Contemporary Jazz / Jazz

FIJM 2026 | Kind of Blue And A Love Supreme on the Same Bill?… A Supreme Blue… What’s the Connection?

by Alain Brunet

Among the programs commemorating the centennial anniversaries of Miles Davis and John Coltrane was the mashup Supreme Blue, presented late in the evening on Monday, June 29—a combined reinterpretation of the iconic albums Kind of Blue (Miles) and A Love Supreme (Coltrane) by trumpeter Nicholas Payton and the Virginia-based groove jazz group Butcher Brown — Marcus Tenney (saxophone), Morgan Burrs (guitar), Corey Fonville (percussion), and Andrew Randazzo (bass).

Butcher Brown hasn’t really given us this kind of repertoire before, so it was easy to imagine that funk grooves or even Afrobeats would be part of these arrangements, conceived in collaboration with Louisiana trumpeter Nicholas Payton, who regularly explores this repertoire himself.

In this way, tracks from Kind of Blue (“So What,” “Freddie Freeloader,” “Blue in Green,” “All Blues,” “Flamenco Sketches”) are interwoven with those from A Love Supreme (“Acknowledgement,” “Pursuance,” “Psalm”). For example, “Freddie Freeloader” can blend into “Acknowledgement” and express two states of mind that are, all things considered, quite different.

Kind of Blue was one of the first albums of modal music in modern jazz, performed by one of Davis’ finest ensembles (Coltrane, Cannonball, Bill Evans, Wynton Kelly, Paul Chambers, Jimmy Cobb), and it became one of the greatest commercial successes of modern jazz in the late 1950s (1959). This was a far cry from the massive success of A Love Supreme, released in January 1965, which was a true mystical incantation—a profession of faith in divine love—performed by Coltrane’s famous quartet (with Elvin Jones, McCoy Tyner, and Jimmy Garrison).

Positioned on the left side of the Rogers Stage, Nicholas Payton regularly provides harmonies throughout the set, complementing guitarist Morgan Burrs, while also delivering a few high-quality, powerful solos. Marcus Tenney’s tenor sax will also be put to good use, with substantial solos drawn from this musical colossus.
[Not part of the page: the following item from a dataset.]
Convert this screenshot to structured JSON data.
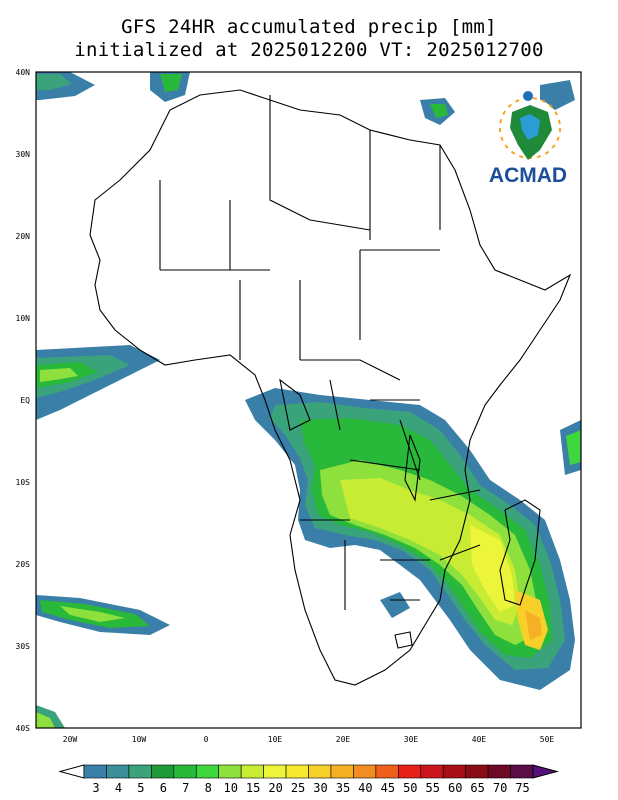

The fusion of these two albums into a single program is justified here by the centennial of these two musical giants, and the aim is to adapt this almost sacred repertoire to Southern and African-American jazz, deeply rooted in soul, R&B, and the blues. Payton is from Louisiana, Butcher Brown is from Virginia; this Black culture has its own distinct characteristics, and we see this here in the adaptation of the works, which are magnified through an approach closer to contemporary African American popular music. I remain, however, perplexed by the aesthetic connections between Kind of Blue and A Love Supreme, whose intentions and atmospheres are extremely different… and which have now been filtered through the lens of Southern jazz.